What hard money (equity base lending) means? And what is hard money loans meant for? Following are some answers to the question.
1. For borrowers hard money loans are intended for more down payments (equity) in the property than traditional lenders and banks acquire.
2. Hard money loans are intended for short term as a substitute for long term bank loans.
3. LosAngeles Hard Money Loans don’t require recent history of credit, limited credit, late payments, judgments and foreclosure.
4. They are popular among foreign national (non US citizenship).
5. Borrowers who are in need of financing during a probate proceedings.
6. Because of lack of employment duration, career shifts, and employment gaps which normally banks don’t allow.
7. You are in need for construction or renovation funds for property investment because banks don’t offer construction loans now days.
8. You have owned 4 to 10 concurrent properties.

Interest Rates

Interest rates vary from 7 to 12% depending on variety of factors like low LTV (loan to value ratio), which is primary determination factor.
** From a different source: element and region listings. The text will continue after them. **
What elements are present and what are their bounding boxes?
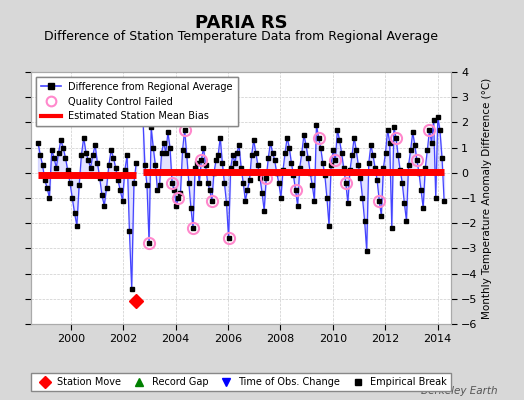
Text: Difference of Station Temperature Data from Regional Average: Difference of Station Temperature Data f… (44, 30, 438, 43)
Text: Berkeley Earth: Berkeley Earth (421, 386, 498, 396)
Legend: Difference from Regional Average, Quality Control Failed, Estimated Station Mean: Difference from Regional Average, Qualit… (36, 77, 238, 126)
Text: PARIA RS: PARIA RS (195, 14, 287, 32)
Legend: Station Move, Record Gap, Time of Obs. Change, Empirical Break: Station Move, Record Gap, Time of Obs. C… (31, 373, 451, 391)
Y-axis label: Monthly Temperature Anomaly Difference (°C): Monthly Temperature Anomaly Difference (… (482, 77, 492, 319)
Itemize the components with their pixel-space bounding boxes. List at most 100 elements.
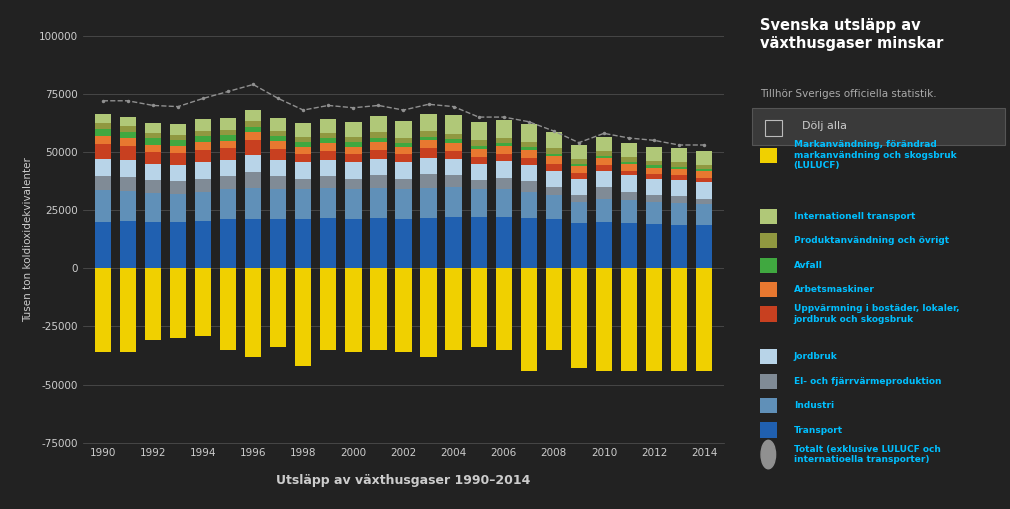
Bar bbox=[520, 124, 537, 142]
Text: Avfall: Avfall bbox=[794, 261, 822, 270]
Bar bbox=[270, 160, 287, 176]
Bar bbox=[345, 122, 362, 137]
Bar bbox=[170, 140, 186, 146]
Bar bbox=[420, 114, 436, 131]
Bar bbox=[270, 268, 287, 348]
Bar bbox=[496, 154, 512, 161]
Text: Svenska utsläpp av
växthusgaser minskar: Svenska utsläpp av växthusgaser minskar bbox=[760, 18, 943, 51]
Bar bbox=[621, 175, 637, 191]
Bar bbox=[95, 114, 111, 123]
Bar bbox=[445, 217, 462, 268]
Bar bbox=[245, 219, 262, 268]
Bar bbox=[645, 161, 663, 165]
Bar bbox=[696, 268, 712, 371]
Bar bbox=[270, 189, 287, 219]
Bar bbox=[760, 209, 777, 224]
Bar bbox=[621, 200, 637, 223]
Bar bbox=[496, 138, 512, 144]
Bar bbox=[420, 140, 436, 149]
Bar bbox=[671, 268, 687, 371]
Bar bbox=[270, 149, 287, 160]
Bar bbox=[270, 176, 287, 189]
Bar bbox=[420, 149, 436, 158]
Bar bbox=[445, 268, 462, 350]
Bar bbox=[371, 159, 387, 175]
Bar bbox=[144, 138, 162, 145]
Bar bbox=[120, 126, 136, 132]
Bar bbox=[496, 146, 512, 154]
Bar bbox=[696, 169, 712, 172]
Bar bbox=[220, 130, 236, 135]
Bar bbox=[320, 188, 336, 218]
Bar bbox=[621, 157, 637, 162]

If you are borrowing only 20% of the property, you will pay less for loan as compared to someone who is borrowing 70% value of property.

Credit

There are private lenders that still making loans today without caring about credit scores or previous credit history while making a loan. The new generation hard money lenders offers pricing discounts for borrowers with a better credit scores and elapsed time from prior derogatory events such as bankruptcy, foreclosure, short sale etc. Judgments, unpaid taxes, and delinquent court ordered payments must be paid with new loan or prepaid in cash before funding.

Points and fees

Fee to the lenders and broker arranging the loans are involved in lending hard money loans. Points charged for hard money varies but there is no such thing as “no point’s hard money loans”. Other fees payable are to title escrow recorder, title insurer, and third parties which vary by vendors.

Loan to Value

You will have to pay 25 to 50% down payment plus points and lenders fees if you are purchasing property. This amount will also vary depending on the lenders and other factors like property type, location, prior credit history, accompany etc. Hard money loans are predicted on protective equity in the property at closing, therefore there are no low down payments hard money loans.